Hello! We are the telescope team of 2019! We are Aman, Paul, Victor, Ki, Tim, Mohyuddin and of course, Malcolm!

The purpose of this blog will be to keep a log of what we’ve been up to on a regular basis, and hopefully form a nice basis for the dreaded report.

Over the past few weeks we have been working on creating a Hertzsprung-Russell diagram of the Messier 47 star cluster. A HR diagram is a graph that plots stars according to their luminosity and colour. Using this diagram we are able to identify a star’s type depending on its position on the diagram.

Even more, by looking at the turn off point (the point where main sequence stars become red giants) we are able to figure out the cluster’s age.

In order to do this we first needed to get a number of images to work with.  In the observatory we managed to take 20 pictures of Messier 47. 10 of these were taken with a blue filter and the other 10 with a green filter.

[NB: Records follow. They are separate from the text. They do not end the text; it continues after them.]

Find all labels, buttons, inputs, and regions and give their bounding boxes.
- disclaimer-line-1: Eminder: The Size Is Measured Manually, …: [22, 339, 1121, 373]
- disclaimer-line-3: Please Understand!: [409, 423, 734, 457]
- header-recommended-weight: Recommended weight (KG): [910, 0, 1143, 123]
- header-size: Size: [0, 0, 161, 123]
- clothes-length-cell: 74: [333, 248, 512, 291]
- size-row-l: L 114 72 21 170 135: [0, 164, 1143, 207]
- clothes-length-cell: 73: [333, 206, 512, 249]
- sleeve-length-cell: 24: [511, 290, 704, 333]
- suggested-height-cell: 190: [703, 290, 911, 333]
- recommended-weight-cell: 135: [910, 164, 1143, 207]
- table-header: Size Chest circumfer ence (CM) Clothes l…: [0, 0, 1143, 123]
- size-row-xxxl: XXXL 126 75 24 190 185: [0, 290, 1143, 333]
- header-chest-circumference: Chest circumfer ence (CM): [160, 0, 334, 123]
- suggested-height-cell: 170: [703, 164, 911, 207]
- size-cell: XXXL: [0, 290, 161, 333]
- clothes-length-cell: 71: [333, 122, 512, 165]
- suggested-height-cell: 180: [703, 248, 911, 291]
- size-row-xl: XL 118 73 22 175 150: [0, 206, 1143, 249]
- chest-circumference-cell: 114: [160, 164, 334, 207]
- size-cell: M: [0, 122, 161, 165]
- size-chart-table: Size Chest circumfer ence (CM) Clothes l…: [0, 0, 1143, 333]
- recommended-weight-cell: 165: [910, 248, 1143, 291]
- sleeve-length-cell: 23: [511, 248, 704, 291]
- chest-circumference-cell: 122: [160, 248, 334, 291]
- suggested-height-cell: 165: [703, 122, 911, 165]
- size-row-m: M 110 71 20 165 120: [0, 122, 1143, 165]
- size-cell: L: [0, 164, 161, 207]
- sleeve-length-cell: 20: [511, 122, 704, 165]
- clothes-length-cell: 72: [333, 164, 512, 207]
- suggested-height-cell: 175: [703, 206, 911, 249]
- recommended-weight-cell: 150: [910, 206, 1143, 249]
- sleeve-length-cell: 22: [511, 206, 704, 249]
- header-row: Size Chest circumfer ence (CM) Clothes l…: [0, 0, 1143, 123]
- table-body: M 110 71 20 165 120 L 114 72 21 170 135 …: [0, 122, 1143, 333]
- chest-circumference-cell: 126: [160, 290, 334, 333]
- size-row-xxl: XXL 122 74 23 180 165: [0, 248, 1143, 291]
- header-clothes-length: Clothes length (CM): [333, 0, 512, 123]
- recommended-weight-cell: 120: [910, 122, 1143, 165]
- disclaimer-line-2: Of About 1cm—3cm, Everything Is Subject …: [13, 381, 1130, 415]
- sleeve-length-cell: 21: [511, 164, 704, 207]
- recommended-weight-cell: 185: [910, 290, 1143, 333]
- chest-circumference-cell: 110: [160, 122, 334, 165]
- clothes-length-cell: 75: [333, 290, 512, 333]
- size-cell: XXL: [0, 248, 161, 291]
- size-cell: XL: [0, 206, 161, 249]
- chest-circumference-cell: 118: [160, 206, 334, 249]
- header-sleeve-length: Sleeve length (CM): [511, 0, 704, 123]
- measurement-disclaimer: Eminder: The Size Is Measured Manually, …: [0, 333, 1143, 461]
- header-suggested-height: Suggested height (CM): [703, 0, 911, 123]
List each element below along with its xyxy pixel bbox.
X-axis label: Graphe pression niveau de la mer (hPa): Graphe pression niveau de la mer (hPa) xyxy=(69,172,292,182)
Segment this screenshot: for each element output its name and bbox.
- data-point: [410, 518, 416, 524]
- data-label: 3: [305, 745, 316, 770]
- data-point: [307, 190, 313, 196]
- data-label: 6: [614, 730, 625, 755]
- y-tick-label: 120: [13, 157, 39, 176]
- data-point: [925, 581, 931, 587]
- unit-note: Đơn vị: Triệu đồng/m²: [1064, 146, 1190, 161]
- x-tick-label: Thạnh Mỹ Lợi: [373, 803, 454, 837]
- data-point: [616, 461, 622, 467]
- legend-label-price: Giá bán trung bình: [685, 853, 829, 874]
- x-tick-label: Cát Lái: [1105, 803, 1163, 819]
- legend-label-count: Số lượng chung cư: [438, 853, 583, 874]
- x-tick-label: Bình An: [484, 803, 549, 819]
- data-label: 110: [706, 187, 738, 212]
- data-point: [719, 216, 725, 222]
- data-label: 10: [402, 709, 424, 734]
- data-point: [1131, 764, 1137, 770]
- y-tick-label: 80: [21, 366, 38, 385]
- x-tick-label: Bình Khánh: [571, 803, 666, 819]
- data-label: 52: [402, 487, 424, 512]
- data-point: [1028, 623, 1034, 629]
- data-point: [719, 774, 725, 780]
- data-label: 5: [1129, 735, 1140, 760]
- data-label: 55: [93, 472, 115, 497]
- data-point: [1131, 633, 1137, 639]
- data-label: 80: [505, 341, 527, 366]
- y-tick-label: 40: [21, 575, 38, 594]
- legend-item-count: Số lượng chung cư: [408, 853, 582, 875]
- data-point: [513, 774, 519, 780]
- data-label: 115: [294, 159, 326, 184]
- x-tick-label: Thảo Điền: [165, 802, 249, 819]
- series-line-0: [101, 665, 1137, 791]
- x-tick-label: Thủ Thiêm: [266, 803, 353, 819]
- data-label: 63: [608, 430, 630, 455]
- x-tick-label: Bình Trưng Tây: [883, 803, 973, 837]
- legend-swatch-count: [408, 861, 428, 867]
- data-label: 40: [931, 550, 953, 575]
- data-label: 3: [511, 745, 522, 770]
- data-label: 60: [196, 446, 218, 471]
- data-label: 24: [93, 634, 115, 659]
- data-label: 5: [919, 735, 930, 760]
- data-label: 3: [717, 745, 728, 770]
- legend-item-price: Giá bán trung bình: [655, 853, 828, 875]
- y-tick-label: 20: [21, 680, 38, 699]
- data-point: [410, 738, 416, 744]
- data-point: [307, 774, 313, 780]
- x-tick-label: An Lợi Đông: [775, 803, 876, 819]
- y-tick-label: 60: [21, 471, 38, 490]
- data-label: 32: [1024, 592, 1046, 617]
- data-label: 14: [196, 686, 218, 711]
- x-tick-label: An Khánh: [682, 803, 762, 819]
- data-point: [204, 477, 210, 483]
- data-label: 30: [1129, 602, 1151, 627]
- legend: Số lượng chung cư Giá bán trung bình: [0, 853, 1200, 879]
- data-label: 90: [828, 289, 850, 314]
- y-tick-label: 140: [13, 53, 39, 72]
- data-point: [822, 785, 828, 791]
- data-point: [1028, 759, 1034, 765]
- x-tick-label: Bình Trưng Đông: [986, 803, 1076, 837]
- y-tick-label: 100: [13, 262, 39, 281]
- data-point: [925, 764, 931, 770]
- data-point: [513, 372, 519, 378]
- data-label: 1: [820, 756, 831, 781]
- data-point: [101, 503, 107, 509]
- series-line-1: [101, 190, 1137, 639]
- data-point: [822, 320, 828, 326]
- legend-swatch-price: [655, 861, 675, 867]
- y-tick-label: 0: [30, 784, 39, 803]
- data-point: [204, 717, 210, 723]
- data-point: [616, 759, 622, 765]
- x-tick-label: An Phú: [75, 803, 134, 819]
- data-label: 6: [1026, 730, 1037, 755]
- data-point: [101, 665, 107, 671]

The reason for taking these two sets of images are to allow us to calculate a B-V colour index, fulfilling one of the axis requirements for the HR diagram.

The next stage was for us to take the images and merge them into one. But first we had to get rid of ‘hot pixels’. These are bright points in our images caused by defects in the cameras system. Below is an example image – if you look closely you can very bright and very small dots. These are hot pixels, not stars!

We first attempted processing the images by hand.  We removed the hot pixels by painting them out in GIMP, an image manipulation program. We then layered all the corresponding B and G images on top of each other and merged them using the ‘addition’ blending channel. Unfortunately, since the telescope was not perfectly still when it was taking the photos, you could see a significant directional blur. To remedy this we had to align all the images manually by eye. Below is what resulted.

While it was sufficient for our purposes, we decided that this approach was far too labour intensive. If we managed to go up again a take even more pictures, we’d have to repeat the whole tedious process. Instead it would be better to handle all this using the magic of python!

By working with the FITS files through python we hoped to automate the whole process.

We first converted the files into arrays and then took the logarithms of the intensity values. This gave the images a better contrast allowing us to see far more stars.

However after taking the logarithm we were left with images with significant noise. The next step was to set a threshold intensity. Any value below this threshold would be changed to 0, and as a result we should be left with only stars and some hot pixels. We determined the optimum threshold value by taking the maximum of the second derivative of the total intensity.

For this image we found the optimum threshold intensity value to be 3.38.

Since what we now had was just an array of points with different intensities, the next step was to cluster them into their own star arrays. First we used a Gaussian blur to smooth out the objects. This also had the additional benefit of blurring away the hot pixels.

 

The next step was to cluster pixels into their own groups of stars. This was accomplished with the ndimage.label function.

Now that we had separated the intensities into their own stars, we could then work out the centre of masses for each one.

With the pre-processing complete, we could now work on automating the alignment of all the images with respect to each other.